Todo el Derecho de la Pachamama y los animales es producto de las nuevas religiones pero destrozar la coherencia del ordenamiento en esos ámbitos con ideas estrafalarias no es el peor efecto de la irrupción de las nuevas religiones en el Derecho. Es fácil derogar esas normas, el daño social que causan la mayoría de ellas es limitado y es probable que haya alguna idea aprovechable para mejorar la cooperación entre los humanos en alguna de ellas.
Lo que me parece más peligroso y grave de las nuevas religiones es que provocan la degradación del Derecho en su conjunto y de cada una de las instituciones jurídicas singularmente consideradas. Y lo hacen por las mismas dos razones que he expuesto para calificarlas como religiones.
La primera es que el legislador, contagiado por las nuevas religiones, no se considera sometido a los límites que impone la racionalidad. El legislador no es un jurista. La legislación no está sometida a reglas técnicas. El legislador es un ‘activista’ que hoy aprueba una reforma del Derecho de Sucesiones y mañana se embarca en una flotilla para salvar las ballenas. El legislador es un profeta que, como Mahoma, deja por escrito la voluntad de Dios. Digo la voluntad, que no la racionalidad, de Dios, porque solo algunas religiones consideran que Dios actúa racionalmente y las nuevas religiones no son de esas. Eso hace desaparecer el Derecho Natural y la racionalidad de la ley. Las leyes irracionales no son inconstitucionales. Las leyes discriminatorias no son inconstitucionales porque la ley debe compensar a las herederas de las víctimas castigando a los herederos de los explotadores de antaño. Las leyes desproporcionadamente restrictivas de la libertad de los individuos no son inconstitucionales porque en el ‘estado de necesidad’ permanente en el que vivimos, omnia sunt communia. Las leyes que producen los efectos contrarios a los que el legislador dice perseguir no son inconstitucionales. Nada es inconstitucional porque la voluntad del legislador – profeta solo está sometida a la voluntad del pueblo-dios.
La segunda es que, como siempre que se confunde la moral y el derecho, la legislación se llena de mandatos y prohibiciones de contenido moral. El legislador dicta la conducta moralmente aceptable respecto a cómo trata uno a sus amigos, a su familia, a su perro, a su coche, a su casa (la luz eléctrica, el agua, la calefacción, el lavado de ropa, el aire acondicionado, la basura)…, toda la conducta que permanecía hasta el siglo XXI en el ámbito de la vida personal y familiar y, por tanto, ampliamente al margen del derecho, está ahora regulada hasta el más mínimo detalle. El legislador profeta, sin embargo, no es un dictador de manera que sustituye, en buena medida, los mandatos jurídicos por admoniciones morales.

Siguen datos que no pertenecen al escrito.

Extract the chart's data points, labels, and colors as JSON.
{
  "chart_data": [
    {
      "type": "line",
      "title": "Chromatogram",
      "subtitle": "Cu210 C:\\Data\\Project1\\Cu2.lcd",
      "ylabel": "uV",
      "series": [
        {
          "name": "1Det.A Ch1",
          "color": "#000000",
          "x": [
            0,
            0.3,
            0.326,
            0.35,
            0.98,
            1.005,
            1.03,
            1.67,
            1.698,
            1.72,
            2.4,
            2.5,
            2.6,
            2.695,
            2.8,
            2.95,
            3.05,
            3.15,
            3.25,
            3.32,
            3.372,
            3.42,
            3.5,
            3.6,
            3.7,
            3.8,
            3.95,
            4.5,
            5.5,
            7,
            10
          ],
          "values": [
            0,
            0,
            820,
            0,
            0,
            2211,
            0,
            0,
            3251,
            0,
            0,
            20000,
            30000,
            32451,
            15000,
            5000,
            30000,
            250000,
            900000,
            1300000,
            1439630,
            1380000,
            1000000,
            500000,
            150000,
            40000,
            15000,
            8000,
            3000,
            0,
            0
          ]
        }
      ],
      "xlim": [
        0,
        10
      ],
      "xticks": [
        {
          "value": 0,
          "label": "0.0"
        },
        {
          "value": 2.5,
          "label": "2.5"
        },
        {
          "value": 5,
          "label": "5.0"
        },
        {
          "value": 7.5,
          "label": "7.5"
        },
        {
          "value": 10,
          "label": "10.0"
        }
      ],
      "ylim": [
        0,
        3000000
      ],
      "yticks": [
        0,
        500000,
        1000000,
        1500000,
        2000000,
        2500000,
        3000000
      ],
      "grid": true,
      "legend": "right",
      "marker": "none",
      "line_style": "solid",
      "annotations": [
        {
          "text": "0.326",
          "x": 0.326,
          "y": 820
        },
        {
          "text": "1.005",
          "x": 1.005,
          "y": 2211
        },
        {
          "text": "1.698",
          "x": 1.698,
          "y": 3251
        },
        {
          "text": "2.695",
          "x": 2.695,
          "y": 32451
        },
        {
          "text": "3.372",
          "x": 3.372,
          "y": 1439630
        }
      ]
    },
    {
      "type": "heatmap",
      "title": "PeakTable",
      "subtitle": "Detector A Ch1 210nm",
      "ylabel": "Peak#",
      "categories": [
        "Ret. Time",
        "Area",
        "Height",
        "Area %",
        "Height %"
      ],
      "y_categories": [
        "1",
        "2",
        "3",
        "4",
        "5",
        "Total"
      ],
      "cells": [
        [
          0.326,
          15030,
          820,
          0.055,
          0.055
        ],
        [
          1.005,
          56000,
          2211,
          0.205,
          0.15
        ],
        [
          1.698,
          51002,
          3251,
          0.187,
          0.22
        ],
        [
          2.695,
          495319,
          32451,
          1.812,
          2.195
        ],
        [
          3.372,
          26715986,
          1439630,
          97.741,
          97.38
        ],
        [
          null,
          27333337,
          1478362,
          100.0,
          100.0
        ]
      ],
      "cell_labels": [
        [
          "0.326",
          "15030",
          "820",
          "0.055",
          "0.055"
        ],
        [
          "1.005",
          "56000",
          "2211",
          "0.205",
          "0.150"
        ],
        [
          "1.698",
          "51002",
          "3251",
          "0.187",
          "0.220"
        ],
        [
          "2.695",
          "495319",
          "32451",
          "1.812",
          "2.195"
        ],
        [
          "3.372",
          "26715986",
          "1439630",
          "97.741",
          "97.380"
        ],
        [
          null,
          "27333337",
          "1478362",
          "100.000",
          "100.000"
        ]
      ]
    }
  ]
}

El resultado de la combinación de ambos fenómenos (carácter estrafalario del contenido de las leyes y atécnico de su implementación legislativa y contenido moral y, por tanto, ‘exigible’ a cualquier persona que se considere respetable a los ojos de los practicantes de estas nuevas religiones) es que se está degradando el derecho tanto, desde el punto de vista técnico como político. A la vez, el saber de los juristas (la técnica) es cada vez más irrelevante, lo que hace que los individuos más talentosos abandonen su estudio en busca de mejores pastos; las ganancias que se derivan de la cooperación social menguan; los recursos se asignan políticamente, la pobreza se extiende.